Using the example of Planet Earth 2’s official extended trailer, Rafferty demonstrated the importance of captivating the audience quickly to stop the scroll and keep them there to the end. To do this, her team created a introductory sequence including an intriguing statement, and ensured that the content and music throughout the remainder of the video kept building.
Her point in all of this was that to ‘tickle’ the algorithm, those creating content need to ensure it’s relevant and impactful. To do that, she concluded, we must ‘make things that are of the internet, not just on it.’
The Beginner’s Guide to AI, Dave Hrycyszyn
What if we could build something smarter than ourselves? What would humans be then?
The title of Hrycyszyn’s at times tongue-in-cheek presentation belied the gravitas and potential consequence of its subject matter. Providing a quick history of AI, he took us from Alan Turing’s eponymous ‘Turing Test’ and the failed AI experiments of the mid-century, through to the modern day and beyond.
Most interesting, perhaps, was Japan’s 80s stab at The Fifth Generation Computer - dubbed by Hrycyszyn as ‘the ebola of computing’ - which wasted £1bn and resulted in an AI ‘nuclear winter’ lasting well into the 2000s.
Things have changed, announced Hrycyszyn. People are willing to discuss AI, and with modern technology we can now achieve most of what The Fifth Generation Computer programme set out to do in our own living rooms.
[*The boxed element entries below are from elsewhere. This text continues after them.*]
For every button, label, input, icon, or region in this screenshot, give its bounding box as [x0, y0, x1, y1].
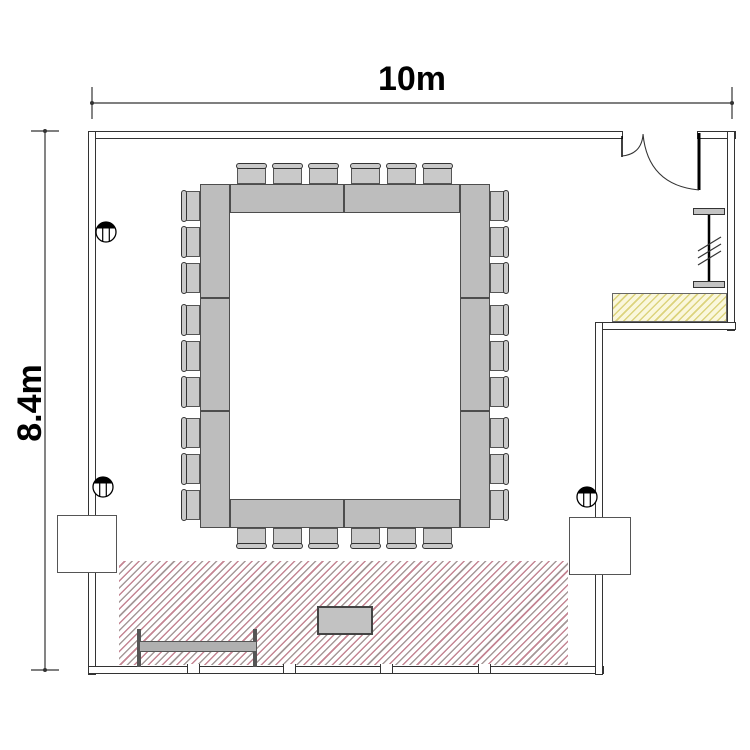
chair	[351, 163, 380, 184]
door-icon	[622, 133, 699, 190]
chair-seat	[423, 168, 452, 184]
chair-seat	[185, 490, 200, 520]
chair	[181, 418, 200, 448]
chair	[237, 528, 266, 549]
chair	[181, 227, 200, 257]
chair	[273, 528, 302, 549]
chair-seat	[387, 528, 416, 544]
dimension-label-width: 10m	[337, 60, 487, 99]
chair-seat	[423, 528, 452, 544]
chair	[181, 377, 200, 407]
chair-seat	[185, 454, 200, 484]
floor-marker-icon	[577, 487, 597, 507]
chair-backrest	[503, 417, 509, 449]
floor-marker-icon	[96, 222, 116, 242]
pilaster-left	[57, 515, 117, 573]
chair	[423, 163, 452, 184]
chair	[490, 418, 509, 448]
dimension-end-dot	[90, 101, 94, 105]
chair-backrest	[236, 163, 267, 169]
chair-backrest	[181, 190, 187, 222]
chair-backrest	[181, 376, 187, 408]
dimension-label-height: 8.4m	[9, 328, 51, 478]
table-segment-bottom	[344, 499, 460, 528]
chair	[490, 263, 509, 293]
chair-backrest	[503, 340, 509, 372]
chair	[181, 490, 200, 520]
chair-backrest	[308, 543, 339, 549]
chair-backrest	[503, 262, 509, 294]
table-segment-top	[344, 184, 460, 213]
chair-backrest	[181, 262, 187, 294]
chair-backrest	[308, 163, 339, 169]
chair-backrest	[181, 340, 187, 372]
dimension-end-dot	[43, 668, 47, 672]
table-segment-left	[200, 298, 230, 411]
chair	[490, 490, 509, 520]
chair-backrest	[181, 226, 187, 258]
chair	[423, 528, 452, 549]
window-mullion	[187, 664, 200, 673]
chair	[181, 454, 200, 484]
dimension-end-dot	[43, 129, 47, 133]
partition-cap	[693, 281, 725, 288]
chair-backrest	[422, 543, 453, 549]
floor-marker-icon	[93, 477, 113, 497]
partition-cap	[693, 208, 725, 215]
chair	[181, 341, 200, 371]
chair-seat	[237, 168, 266, 184]
chair	[273, 163, 302, 184]
chair	[181, 305, 200, 335]
wall-right-upper	[727, 131, 735, 331]
wall-right-lower	[595, 322, 603, 675]
table-segment-right	[460, 411, 490, 528]
chair	[237, 163, 266, 184]
chair-seat	[351, 168, 380, 184]
chair	[387, 163, 416, 184]
chair-backrest	[422, 163, 453, 169]
chair-backrest	[181, 453, 187, 485]
chair	[387, 528, 416, 549]
wall-left	[88, 131, 96, 675]
floor-plan: 10m 8.4m	[0, 0, 750, 750]
table-segment-right	[460, 298, 490, 411]
chair-seat	[351, 528, 380, 544]
chair	[490, 377, 509, 407]
floor-markers	[93, 222, 597, 507]
chair	[490, 305, 509, 335]
chair-backrest	[236, 543, 267, 549]
chair-backrest	[350, 543, 381, 549]
chair-backrest	[386, 163, 417, 169]
chair-seat	[309, 528, 338, 544]
chair	[309, 163, 338, 184]
counter	[612, 293, 727, 322]
chair	[490, 454, 509, 484]
pilaster-right	[569, 517, 631, 575]
table-segment-right	[460, 184, 490, 298]
chair	[490, 227, 509, 257]
table-segment-bottom	[230, 499, 344, 528]
chair-backrest	[181, 304, 187, 336]
chair-backrest	[272, 163, 303, 169]
chair-backrest	[386, 543, 417, 549]
chair	[490, 191, 509, 221]
chair	[351, 528, 380, 549]
chair	[181, 191, 200, 221]
wall-top-left	[88, 131, 623, 139]
dimension-end-dot	[730, 101, 734, 105]
chair-backrest	[503, 190, 509, 222]
chair-seat	[387, 168, 416, 184]
table-segment-left	[200, 184, 230, 298]
chair-seat	[185, 227, 200, 257]
chair-backrest	[503, 453, 509, 485]
partition-icon	[698, 215, 721, 281]
chair-seat	[273, 528, 302, 544]
chair-backrest	[181, 489, 187, 521]
chair-backrest	[503, 304, 509, 336]
window-mullion	[478, 664, 491, 673]
chair-seat	[185, 341, 200, 371]
bench	[139, 641, 257, 652]
chair-backrest	[181, 417, 187, 449]
chair-backrest	[503, 226, 509, 258]
chair-seat	[237, 528, 266, 544]
wall-alcove-bottom	[595, 322, 736, 330]
chair	[309, 528, 338, 549]
chair	[490, 341, 509, 371]
table-segment-top	[230, 184, 344, 213]
chair-backrest	[272, 543, 303, 549]
chair-backrest	[350, 163, 381, 169]
window-mullion	[283, 664, 296, 673]
chair-seat	[273, 168, 302, 184]
table-segment-left	[200, 411, 230, 528]
window-mullion	[380, 664, 393, 673]
chair-backrest	[503, 376, 509, 408]
chair	[181, 263, 200, 293]
chair-seat	[185, 377, 200, 407]
chair-seat	[185, 263, 200, 293]
chair-seat	[309, 168, 338, 184]
chair-seat	[185, 418, 200, 448]
chair-seat	[185, 305, 200, 335]
chair-seat	[185, 191, 200, 221]
wall-bottom	[88, 666, 604, 674]
chair-backrest	[503, 489, 509, 521]
podium-table	[317, 606, 373, 635]
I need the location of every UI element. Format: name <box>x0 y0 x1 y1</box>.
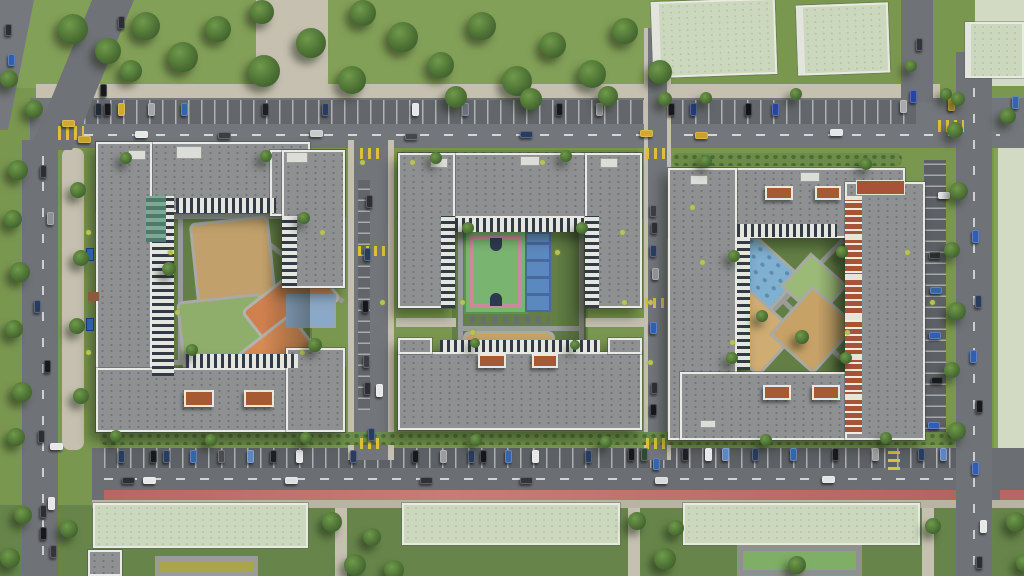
tree <box>468 12 496 40</box>
tree <box>470 434 482 446</box>
tree <box>300 432 312 444</box>
tree <box>944 242 960 258</box>
tree <box>795 330 809 344</box>
tree <box>168 42 198 72</box>
tree <box>5 320 23 338</box>
trees-layer <box>0 0 1024 576</box>
tree <box>944 362 960 378</box>
tree <box>726 352 738 364</box>
tree <box>925 518 941 534</box>
tree <box>7 428 25 446</box>
tree <box>110 430 122 442</box>
tree <box>520 88 542 110</box>
tree <box>760 434 772 446</box>
tree <box>1000 108 1016 124</box>
tree <box>598 86 618 106</box>
tree <box>344 554 366 576</box>
tree <box>260 150 272 162</box>
tree <box>95 38 121 64</box>
tree <box>668 520 684 536</box>
tree <box>700 92 712 104</box>
tree <box>25 100 43 118</box>
tree <box>70 182 86 198</box>
tree <box>700 155 712 167</box>
tree <box>69 318 85 334</box>
tree <box>322 512 342 532</box>
tree <box>73 388 89 404</box>
tree <box>250 0 274 24</box>
tree <box>388 22 418 52</box>
tree <box>162 262 176 276</box>
tree <box>788 556 806 574</box>
tree <box>951 92 965 106</box>
tree <box>628 512 646 530</box>
tree <box>578 60 606 88</box>
tree <box>120 60 142 82</box>
tree <box>14 506 32 524</box>
tree <box>948 302 966 320</box>
tree <box>296 28 326 58</box>
tree <box>1006 512 1024 532</box>
tree <box>790 88 802 100</box>
tree <box>205 434 217 446</box>
tree <box>248 55 280 87</box>
tree <box>12 382 32 402</box>
tree <box>308 338 322 352</box>
tree <box>4 210 22 228</box>
tree <box>430 152 442 164</box>
tree <box>8 160 28 180</box>
tree <box>570 340 580 350</box>
tree <box>648 60 672 84</box>
tree <box>384 560 404 576</box>
tree <box>445 86 467 108</box>
tree <box>860 158 872 170</box>
tree <box>728 250 740 262</box>
tree <box>205 16 231 42</box>
tree <box>950 182 968 200</box>
tree <box>612 18 638 44</box>
tree <box>600 436 612 448</box>
tree <box>73 250 89 266</box>
tree <box>470 338 480 348</box>
aerial-render-scene <box>0 0 1024 576</box>
tree <box>658 92 672 106</box>
tree <box>540 32 566 58</box>
tree <box>298 212 310 224</box>
tree <box>428 52 454 78</box>
tree <box>905 60 917 72</box>
tree <box>0 70 18 88</box>
tree <box>840 352 852 364</box>
tree <box>338 66 366 94</box>
tree <box>836 246 848 258</box>
tree <box>654 548 676 570</box>
tree <box>1016 554 1024 572</box>
tree <box>363 528 381 546</box>
tree <box>560 150 572 162</box>
tree <box>58 14 88 44</box>
tree <box>186 344 198 356</box>
tree <box>880 432 892 444</box>
tree <box>947 122 963 138</box>
tree <box>350 0 376 26</box>
tree <box>120 152 132 164</box>
tree <box>940 88 952 100</box>
tree <box>756 310 768 322</box>
tree <box>60 520 78 538</box>
tree <box>0 548 20 568</box>
tree <box>10 262 30 282</box>
tree <box>948 422 966 440</box>
tree <box>132 12 160 40</box>
tree <box>462 222 474 234</box>
tree <box>576 222 588 234</box>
So called ‘weak AI’ already works well - just look at Netflix, Google and Amazon algorithms, while projects like Google’s DeepMind demonstrate the extent to which big businesses are willing to invest in the future of AI.
AI, according to Hrycyszyn, is here to stay. But whether that’s a good thing depends on who you are and what you do. He contended that while AI is great for its owners and tech companies (productivity increases incoming), it could quickly create vast social problems for those in more manual jobs.
Depending on where you sit in society, you’re either in for ‘rainbows’ or ‘The Crapocalypse’. Food for thought indeed.
While not all of the above is cleanly connected to the digital advertising industry, it clearly highlights the changing landscape in which we operate and the dramatically increasing importance of relevancy.
Beyond that, discussion around AI and algorithms cements concerns and poses new questions about our place in what may soon be a very different looking society and workplace.
For how much longer will robots require a ‘human touch’ to get the most out of ad buying? And if we do become obsolete how do agencies continue to add value to the services they provide? The answers to these questions may be closer than you think.